I've modeled data for a cricket (yes, the sport) application where there are two collections in question: sessions and deliveries. A session is a collection of deliveries with some additional metadata like location, name, etc. A session's metadata is rarely changed after creation, but a delivery will always be updated a few times after creation (to store ballTrack json, user who is the bowler, and user who is the batsman).
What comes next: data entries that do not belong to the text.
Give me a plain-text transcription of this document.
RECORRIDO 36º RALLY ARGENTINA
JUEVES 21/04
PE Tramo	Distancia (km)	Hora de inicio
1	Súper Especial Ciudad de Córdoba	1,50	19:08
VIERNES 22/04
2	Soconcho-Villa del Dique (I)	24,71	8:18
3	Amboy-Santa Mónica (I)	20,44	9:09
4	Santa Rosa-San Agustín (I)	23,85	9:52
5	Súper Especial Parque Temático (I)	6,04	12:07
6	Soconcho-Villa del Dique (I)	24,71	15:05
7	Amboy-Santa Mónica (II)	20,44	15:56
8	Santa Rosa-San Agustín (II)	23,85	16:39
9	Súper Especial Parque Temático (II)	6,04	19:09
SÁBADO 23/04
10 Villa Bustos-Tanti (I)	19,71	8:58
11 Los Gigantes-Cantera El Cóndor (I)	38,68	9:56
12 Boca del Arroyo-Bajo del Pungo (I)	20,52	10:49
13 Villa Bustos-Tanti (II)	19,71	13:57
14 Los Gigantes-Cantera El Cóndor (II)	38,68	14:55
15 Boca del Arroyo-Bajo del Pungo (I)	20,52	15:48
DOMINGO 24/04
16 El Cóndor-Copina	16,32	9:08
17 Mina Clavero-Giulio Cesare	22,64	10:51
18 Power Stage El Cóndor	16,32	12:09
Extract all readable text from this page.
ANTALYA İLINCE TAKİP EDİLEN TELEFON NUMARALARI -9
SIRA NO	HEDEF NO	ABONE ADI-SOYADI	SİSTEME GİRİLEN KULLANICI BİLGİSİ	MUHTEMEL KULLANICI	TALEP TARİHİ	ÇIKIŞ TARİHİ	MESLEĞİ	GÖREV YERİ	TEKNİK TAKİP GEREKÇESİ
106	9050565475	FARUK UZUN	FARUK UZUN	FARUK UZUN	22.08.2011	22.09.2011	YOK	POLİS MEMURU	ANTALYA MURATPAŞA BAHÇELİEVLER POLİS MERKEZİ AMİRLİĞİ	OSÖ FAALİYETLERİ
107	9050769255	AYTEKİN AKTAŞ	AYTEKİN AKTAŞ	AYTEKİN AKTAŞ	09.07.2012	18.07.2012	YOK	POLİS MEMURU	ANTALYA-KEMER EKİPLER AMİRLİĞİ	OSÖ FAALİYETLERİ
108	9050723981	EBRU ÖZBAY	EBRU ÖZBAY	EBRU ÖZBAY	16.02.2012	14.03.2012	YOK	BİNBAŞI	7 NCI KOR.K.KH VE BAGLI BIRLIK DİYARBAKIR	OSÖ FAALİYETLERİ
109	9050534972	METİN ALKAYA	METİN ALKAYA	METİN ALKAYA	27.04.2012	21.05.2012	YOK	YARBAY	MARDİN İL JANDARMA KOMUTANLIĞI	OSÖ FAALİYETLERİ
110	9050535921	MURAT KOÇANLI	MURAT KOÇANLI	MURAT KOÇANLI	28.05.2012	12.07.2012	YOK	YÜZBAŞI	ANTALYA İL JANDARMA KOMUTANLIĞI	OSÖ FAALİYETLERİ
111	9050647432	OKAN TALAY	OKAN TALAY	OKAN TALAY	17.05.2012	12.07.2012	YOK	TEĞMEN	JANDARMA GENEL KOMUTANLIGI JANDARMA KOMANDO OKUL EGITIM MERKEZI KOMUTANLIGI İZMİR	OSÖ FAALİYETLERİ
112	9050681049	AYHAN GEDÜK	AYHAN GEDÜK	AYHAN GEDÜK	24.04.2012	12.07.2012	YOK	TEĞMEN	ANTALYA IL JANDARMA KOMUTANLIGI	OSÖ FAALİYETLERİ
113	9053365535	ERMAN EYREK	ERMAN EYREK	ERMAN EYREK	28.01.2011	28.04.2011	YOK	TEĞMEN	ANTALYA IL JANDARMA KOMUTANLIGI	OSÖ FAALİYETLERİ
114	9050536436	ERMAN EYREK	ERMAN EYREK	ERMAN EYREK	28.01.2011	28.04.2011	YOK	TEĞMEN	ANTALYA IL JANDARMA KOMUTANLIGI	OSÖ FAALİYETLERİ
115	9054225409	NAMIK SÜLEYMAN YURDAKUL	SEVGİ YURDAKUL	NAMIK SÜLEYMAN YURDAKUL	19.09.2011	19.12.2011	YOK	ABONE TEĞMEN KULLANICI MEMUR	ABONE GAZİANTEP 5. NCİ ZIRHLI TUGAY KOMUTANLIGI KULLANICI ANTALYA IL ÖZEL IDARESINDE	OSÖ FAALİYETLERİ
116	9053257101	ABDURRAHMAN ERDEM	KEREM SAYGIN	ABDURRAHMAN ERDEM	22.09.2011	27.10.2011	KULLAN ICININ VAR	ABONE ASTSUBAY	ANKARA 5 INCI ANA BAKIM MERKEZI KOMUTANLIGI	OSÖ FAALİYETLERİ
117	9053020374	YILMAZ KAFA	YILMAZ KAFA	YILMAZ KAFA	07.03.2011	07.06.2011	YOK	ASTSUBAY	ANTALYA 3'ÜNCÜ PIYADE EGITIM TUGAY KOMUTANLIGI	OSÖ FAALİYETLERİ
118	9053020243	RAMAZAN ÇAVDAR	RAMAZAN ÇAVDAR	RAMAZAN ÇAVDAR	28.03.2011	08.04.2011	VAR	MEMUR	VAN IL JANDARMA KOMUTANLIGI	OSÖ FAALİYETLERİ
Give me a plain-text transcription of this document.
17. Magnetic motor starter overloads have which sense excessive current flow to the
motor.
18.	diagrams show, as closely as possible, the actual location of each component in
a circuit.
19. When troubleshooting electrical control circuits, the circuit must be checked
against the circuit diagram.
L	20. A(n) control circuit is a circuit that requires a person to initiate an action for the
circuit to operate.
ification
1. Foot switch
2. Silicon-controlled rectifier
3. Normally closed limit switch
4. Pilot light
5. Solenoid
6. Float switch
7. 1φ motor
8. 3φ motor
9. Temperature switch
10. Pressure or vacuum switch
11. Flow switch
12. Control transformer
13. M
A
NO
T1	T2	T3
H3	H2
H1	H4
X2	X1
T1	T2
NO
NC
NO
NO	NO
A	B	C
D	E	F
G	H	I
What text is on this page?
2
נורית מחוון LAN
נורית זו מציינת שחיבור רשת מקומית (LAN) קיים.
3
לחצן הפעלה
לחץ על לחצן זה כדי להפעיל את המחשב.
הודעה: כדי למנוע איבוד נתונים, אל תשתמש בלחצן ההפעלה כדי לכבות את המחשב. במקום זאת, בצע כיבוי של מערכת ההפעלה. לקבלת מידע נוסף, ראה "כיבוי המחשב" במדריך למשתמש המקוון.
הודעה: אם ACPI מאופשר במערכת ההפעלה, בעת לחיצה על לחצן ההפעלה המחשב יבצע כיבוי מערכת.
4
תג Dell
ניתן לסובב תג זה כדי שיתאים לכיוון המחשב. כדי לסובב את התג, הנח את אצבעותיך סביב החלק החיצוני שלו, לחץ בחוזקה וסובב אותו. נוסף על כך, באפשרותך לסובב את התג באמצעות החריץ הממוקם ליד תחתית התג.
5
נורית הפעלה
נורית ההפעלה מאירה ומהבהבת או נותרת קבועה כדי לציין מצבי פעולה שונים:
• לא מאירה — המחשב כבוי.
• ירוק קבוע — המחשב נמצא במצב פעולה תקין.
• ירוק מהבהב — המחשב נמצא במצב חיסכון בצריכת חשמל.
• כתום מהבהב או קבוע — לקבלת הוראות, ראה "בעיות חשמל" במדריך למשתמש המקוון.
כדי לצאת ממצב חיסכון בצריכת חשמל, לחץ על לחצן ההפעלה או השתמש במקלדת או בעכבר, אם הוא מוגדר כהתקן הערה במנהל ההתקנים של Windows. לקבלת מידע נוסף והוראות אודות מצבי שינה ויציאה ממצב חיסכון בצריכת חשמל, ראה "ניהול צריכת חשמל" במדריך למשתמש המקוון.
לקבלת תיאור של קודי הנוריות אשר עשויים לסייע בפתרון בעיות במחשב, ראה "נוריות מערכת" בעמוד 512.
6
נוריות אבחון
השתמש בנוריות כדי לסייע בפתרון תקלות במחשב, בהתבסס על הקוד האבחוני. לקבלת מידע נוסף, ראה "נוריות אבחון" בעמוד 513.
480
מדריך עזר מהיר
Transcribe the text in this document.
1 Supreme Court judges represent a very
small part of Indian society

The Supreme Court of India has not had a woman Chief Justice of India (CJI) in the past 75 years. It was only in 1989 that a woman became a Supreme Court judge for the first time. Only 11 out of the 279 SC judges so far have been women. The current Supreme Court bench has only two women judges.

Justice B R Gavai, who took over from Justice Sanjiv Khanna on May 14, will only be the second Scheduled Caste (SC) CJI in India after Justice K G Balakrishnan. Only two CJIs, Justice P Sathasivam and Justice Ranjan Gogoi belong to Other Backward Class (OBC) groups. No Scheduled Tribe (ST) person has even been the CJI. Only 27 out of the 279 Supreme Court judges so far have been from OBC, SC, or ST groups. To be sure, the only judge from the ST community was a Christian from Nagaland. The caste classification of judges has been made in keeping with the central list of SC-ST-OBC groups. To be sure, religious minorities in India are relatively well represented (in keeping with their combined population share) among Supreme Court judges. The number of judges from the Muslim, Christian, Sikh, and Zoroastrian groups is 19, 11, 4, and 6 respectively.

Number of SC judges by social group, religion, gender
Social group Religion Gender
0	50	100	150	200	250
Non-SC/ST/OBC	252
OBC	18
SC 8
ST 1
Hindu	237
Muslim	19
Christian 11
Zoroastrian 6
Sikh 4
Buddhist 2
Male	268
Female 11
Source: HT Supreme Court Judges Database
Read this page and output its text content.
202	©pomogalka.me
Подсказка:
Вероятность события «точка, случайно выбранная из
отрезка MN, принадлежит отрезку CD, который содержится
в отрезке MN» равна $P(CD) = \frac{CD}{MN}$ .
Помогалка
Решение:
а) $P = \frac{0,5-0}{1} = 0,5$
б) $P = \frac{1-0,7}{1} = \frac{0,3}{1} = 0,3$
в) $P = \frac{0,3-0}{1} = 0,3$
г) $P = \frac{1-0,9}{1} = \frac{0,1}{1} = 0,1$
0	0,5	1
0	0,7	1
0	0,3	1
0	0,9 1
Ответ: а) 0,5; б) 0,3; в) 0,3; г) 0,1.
I have currently modeled the data as sessions and deliveries being two separate collections where session is referenced by id inside of each delivery object:
session: {
_id: ...,
name: ...,
thumbnailUrl: ...,
deliveryCount: ...,
team: teamId
}
delivery: {
_id: ...,
session: sessionId,
bowler: userId,
batsman: userId,
thumbnailUrl: ...,
ballTrack: {some json},
calibration: {some json},
team: teamId, ...
}
The most important query for this application is one that aggregates all of the sessions a user is a part of on their home page. The way to identify if a user is in a session is to check if they are a bowler or batsman in a delivery in that session or if they are a team member of the team that created that session. Currently I am doing an aggregation on the deliveries collection something like this:
const matchCriteria: Array<Record<string, unknown>> = [
{ bowler: userId },
{ batsman: userId },
];
// match on all user's teams if all sessions specified
if (all) {
const userTeams: Array<TeamDocument['id']> = user.teams;
matchCriteria.push({ team: { $in: userTeams } });
}
await DeliveryModel.aggregate().match({
$or: matchCriteria,
deleted: false,
})
.group({
_id: '$session',
session: { $first: '$$ROOT.session' },
})
.lookup({
from: 'sessions',
localField: 'session',
foreignField: '_id',
as: 'session',
}) ... (some additional projections and sorting)
This is currently working fine, but as this is the most important query I would like to consider optimizing out the $lookup because I don't want to incur performance costs as the collection grows. Granted the lookup is on an indexed field, but am wondering if keeping all info in one collection might be the way to go. For example, I am considering two alternate schemas. One where deliveries are a subdocument array on the session:
session: {
_id: ...,
name: ...,
thumbnailUrl: ...,
deliveryCount: ...,
team: teamId
deliveries: [{_id: ...,
session: sessionId,
bowler: userId,
batsman: userId,
thumbnailUrl: ...,
ballTrack: {some json},
calibration: {some json},
team: teamId, ...
}
This would turn the old aggregation query into a simple find query, but I'm worried of how big the documents will become with this nesting approach. There is a cap for the number of deliveries per session (500 deliveries/session and delivery document is around 1kb in size) so I won't hit the mongoDB bson cap, but still seems like unnecessary overhead to store all of this delivery data with a session when I only need the session info for this specific query (the delivery data isn't displayed until you drill into a specific session).
The other approach would be to nest a bit of session data in each delivery. This would look something like:
delivery: {
_id: ...,
session: {_id: sessionId, name: ..., thumbnailUrl: ..., deliveryCount: ...}
bowler: userId,
batsman: userId,
thumbnailUrl: ...,
ballTrack: {some json},
calibration: {some json},
team: teamId, ...
}
This would keep all necessary info in each document, but would be duplicating session data in each document (also not sure how I'd handle updating the deliveryCount field for session with this approach).
I know this is a lot, but would appreciate some advice on the preferable schema design or if my current will scale well.